The Center for Food Safety, a national organization that promotes the labeling of genetically modified food products, has opened an office in Honolulu. Hawaii recently voted down a GMO labeling law. The state is a popular crop testing ground for seed companies.

HONOLULU (AP) — A national organization promoting the labeling of genetically modified foods has opened an office in Honolulu.

The Center for Food Safety has also established a local political action committee and will get involved in state elections this summer, Hawaii News Now reported.

The Center for Food Safety helped draft a new law in Vermont requiring labeling.

Many in Hawaii have questioned how labeling would be implemented at a state level, said Ashely Lukens, the Honolulu program director. Vermont is going to start answering some of those questions, she said.

Lukens believes increased awareness means Hawaii could follow Vermont's lead, perhaps as soon as next year.

"With that community energy here in Hawaii, it is inevitable that we will see labeling," Lukens said.

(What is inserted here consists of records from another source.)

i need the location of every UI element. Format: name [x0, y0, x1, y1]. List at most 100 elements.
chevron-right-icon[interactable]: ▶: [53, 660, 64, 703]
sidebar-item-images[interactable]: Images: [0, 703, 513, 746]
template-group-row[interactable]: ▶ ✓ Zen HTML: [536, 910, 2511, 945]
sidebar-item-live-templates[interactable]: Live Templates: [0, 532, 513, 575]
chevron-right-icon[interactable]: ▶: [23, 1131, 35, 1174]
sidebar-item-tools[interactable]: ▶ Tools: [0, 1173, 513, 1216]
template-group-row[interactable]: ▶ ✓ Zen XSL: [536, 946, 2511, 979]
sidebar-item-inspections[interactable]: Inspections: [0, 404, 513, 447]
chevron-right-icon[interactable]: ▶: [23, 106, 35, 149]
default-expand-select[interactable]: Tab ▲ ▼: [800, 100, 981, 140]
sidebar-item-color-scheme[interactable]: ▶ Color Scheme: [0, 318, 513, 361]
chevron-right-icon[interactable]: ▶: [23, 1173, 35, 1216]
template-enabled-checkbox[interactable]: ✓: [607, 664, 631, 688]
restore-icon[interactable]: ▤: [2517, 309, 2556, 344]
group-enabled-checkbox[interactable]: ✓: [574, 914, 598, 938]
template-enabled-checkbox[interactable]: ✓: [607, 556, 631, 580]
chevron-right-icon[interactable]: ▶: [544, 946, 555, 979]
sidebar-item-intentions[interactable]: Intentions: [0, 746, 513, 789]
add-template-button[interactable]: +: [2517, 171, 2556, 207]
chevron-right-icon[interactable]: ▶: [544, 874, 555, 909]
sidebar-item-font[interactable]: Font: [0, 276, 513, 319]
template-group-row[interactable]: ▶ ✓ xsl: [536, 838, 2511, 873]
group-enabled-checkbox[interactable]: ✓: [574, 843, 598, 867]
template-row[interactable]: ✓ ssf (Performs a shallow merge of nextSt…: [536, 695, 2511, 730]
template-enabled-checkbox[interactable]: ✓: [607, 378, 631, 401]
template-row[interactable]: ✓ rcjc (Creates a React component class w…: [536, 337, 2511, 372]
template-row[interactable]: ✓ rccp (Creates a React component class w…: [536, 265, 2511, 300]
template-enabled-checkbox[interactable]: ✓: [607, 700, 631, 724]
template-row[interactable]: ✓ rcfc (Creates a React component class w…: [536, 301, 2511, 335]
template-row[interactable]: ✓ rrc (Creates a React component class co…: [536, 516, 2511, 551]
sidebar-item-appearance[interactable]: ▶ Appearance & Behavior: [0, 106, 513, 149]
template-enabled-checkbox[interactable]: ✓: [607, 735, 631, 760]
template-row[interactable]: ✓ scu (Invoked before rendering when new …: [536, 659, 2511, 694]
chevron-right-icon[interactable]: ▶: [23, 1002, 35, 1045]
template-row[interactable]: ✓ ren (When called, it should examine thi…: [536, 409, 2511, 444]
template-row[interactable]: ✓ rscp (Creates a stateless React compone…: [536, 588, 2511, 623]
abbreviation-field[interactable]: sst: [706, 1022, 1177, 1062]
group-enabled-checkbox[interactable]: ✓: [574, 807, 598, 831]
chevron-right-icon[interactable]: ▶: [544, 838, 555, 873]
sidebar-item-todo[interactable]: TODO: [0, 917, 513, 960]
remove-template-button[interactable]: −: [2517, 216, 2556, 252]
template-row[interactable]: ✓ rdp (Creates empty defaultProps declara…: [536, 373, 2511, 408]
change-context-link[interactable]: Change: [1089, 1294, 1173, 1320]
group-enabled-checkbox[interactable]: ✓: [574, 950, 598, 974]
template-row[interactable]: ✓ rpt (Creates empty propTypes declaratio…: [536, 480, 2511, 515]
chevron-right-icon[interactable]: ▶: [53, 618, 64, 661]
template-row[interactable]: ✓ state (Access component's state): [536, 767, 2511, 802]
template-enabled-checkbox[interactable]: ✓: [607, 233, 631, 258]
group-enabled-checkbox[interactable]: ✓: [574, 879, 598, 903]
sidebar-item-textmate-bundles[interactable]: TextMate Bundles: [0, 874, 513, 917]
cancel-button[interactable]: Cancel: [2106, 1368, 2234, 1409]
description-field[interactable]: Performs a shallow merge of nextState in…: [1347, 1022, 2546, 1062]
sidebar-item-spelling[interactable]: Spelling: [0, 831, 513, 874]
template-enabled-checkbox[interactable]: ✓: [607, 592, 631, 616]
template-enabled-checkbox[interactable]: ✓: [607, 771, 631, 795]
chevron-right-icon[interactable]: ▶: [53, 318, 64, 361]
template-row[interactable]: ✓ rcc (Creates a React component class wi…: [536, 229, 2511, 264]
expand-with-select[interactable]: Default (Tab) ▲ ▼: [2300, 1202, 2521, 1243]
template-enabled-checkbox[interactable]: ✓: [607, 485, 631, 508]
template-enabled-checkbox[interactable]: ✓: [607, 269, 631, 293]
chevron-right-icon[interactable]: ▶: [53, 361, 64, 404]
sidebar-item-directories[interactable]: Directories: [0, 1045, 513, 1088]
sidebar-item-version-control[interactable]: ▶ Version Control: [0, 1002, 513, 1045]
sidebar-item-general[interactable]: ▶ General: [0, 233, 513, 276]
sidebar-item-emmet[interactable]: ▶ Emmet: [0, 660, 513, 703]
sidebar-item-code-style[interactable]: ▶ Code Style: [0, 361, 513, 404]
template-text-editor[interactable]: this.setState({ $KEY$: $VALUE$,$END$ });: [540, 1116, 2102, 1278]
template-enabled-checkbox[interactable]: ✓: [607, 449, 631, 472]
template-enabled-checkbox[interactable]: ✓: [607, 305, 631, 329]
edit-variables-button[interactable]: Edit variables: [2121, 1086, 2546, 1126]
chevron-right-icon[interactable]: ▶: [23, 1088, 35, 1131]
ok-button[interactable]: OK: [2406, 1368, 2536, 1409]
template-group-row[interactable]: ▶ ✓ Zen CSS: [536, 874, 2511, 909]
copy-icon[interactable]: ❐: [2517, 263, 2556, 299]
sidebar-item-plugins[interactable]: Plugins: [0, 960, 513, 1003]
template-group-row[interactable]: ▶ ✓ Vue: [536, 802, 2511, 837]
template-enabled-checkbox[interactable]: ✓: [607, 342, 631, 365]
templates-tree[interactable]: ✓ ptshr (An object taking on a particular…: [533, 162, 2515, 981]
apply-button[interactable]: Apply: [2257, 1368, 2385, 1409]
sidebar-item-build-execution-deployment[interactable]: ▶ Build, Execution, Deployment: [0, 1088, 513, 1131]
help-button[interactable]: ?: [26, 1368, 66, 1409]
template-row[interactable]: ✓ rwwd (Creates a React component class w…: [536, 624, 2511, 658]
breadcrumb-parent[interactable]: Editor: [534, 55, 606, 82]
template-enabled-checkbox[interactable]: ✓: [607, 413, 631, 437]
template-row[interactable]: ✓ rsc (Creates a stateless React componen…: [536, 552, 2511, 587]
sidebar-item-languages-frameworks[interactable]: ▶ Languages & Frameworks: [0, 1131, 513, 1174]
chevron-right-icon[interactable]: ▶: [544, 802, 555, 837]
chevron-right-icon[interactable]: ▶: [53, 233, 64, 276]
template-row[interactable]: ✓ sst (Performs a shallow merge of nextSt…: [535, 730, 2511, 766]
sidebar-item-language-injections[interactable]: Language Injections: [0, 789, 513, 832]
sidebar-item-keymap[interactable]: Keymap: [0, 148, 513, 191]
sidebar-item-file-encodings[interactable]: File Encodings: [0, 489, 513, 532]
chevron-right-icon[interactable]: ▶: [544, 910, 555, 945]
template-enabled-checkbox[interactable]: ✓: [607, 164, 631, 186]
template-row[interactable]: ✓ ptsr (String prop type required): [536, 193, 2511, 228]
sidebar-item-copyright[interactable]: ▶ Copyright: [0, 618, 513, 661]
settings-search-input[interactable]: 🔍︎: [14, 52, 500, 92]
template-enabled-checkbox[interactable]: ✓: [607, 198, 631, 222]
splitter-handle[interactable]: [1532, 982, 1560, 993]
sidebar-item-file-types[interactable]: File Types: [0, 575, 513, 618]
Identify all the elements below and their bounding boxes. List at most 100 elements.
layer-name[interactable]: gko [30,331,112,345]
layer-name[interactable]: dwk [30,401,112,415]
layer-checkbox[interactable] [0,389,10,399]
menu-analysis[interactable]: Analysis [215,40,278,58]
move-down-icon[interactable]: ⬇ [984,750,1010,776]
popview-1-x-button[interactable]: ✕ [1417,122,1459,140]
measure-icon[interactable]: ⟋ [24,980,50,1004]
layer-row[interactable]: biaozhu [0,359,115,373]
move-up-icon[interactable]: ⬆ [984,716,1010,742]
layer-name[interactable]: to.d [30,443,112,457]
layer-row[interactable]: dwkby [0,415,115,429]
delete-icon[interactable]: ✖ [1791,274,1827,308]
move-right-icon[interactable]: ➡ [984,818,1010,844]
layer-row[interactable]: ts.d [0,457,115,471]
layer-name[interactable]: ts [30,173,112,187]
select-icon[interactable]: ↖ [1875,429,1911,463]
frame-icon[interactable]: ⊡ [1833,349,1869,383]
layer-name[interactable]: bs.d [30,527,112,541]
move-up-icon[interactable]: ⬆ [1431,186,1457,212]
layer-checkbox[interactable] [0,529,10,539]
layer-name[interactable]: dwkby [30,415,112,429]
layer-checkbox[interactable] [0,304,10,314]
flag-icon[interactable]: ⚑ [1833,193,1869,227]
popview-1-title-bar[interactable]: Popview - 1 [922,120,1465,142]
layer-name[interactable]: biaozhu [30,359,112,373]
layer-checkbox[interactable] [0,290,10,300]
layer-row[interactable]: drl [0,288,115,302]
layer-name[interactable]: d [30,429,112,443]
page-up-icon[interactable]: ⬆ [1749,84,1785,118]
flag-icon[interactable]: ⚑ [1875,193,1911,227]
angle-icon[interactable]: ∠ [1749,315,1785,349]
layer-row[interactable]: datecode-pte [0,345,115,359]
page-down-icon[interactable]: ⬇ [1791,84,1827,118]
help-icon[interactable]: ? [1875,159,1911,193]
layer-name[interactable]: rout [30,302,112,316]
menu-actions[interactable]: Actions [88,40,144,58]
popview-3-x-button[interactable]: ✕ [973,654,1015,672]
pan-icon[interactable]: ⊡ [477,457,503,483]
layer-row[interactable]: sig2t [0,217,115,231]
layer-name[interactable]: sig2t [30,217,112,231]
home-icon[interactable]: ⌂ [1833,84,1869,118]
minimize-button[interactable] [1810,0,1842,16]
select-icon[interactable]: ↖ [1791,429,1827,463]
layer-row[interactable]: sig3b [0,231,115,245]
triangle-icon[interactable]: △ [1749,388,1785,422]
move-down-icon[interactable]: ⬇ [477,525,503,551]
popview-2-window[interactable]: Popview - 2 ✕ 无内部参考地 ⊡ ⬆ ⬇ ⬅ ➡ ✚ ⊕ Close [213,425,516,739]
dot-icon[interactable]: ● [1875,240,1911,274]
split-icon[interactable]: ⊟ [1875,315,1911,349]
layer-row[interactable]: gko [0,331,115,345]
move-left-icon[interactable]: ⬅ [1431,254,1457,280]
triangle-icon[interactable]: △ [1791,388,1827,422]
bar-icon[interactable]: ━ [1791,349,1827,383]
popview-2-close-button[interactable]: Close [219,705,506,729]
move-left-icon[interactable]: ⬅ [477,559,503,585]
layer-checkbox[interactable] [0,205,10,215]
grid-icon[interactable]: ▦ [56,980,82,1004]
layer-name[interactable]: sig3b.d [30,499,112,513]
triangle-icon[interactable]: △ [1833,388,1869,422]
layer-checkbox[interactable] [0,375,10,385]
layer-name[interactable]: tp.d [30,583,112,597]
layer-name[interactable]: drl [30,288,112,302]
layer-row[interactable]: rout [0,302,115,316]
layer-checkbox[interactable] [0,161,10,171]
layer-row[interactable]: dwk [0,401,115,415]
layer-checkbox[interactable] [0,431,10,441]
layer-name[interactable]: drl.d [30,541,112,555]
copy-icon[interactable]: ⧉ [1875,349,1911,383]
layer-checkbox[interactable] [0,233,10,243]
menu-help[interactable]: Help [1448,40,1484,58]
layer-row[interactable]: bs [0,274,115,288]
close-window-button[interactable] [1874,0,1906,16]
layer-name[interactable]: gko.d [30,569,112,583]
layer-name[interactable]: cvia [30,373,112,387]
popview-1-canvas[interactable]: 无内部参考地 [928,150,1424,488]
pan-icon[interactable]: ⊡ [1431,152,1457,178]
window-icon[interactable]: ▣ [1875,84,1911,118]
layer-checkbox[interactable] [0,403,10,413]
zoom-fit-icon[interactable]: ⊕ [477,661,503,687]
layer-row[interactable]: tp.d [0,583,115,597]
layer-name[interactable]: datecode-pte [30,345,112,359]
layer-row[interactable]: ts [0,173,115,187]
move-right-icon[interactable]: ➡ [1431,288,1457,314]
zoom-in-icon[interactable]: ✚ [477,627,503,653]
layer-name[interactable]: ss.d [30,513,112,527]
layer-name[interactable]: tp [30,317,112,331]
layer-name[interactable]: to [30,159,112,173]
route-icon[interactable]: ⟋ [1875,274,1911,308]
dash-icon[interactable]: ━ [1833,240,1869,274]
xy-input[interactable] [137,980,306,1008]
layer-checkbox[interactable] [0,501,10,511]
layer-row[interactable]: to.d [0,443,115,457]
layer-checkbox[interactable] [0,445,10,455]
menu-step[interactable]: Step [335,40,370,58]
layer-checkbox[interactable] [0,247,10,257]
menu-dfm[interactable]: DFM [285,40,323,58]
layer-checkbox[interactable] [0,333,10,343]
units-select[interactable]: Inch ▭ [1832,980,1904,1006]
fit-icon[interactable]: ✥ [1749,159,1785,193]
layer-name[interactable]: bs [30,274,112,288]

Hawaii lawmakers have failed to pass labeling legislation in the past. Opponents say labeling would be hard to enforce, cost more for consumers and isn't necessary.

"Targeting genetically modified foods with mandatory labeling gives the impression that they are more harmful then non-GM foods, which there is no scientific evidence to support," said Kirby Kester, president-elect of the Hawaii Crop Improvement Association.

The Center for Food Safety, which is based in the District of Columbia, isn't a stranger to the islands. It has supported a new Kauai County law regulating pesticides and genetically modified crops.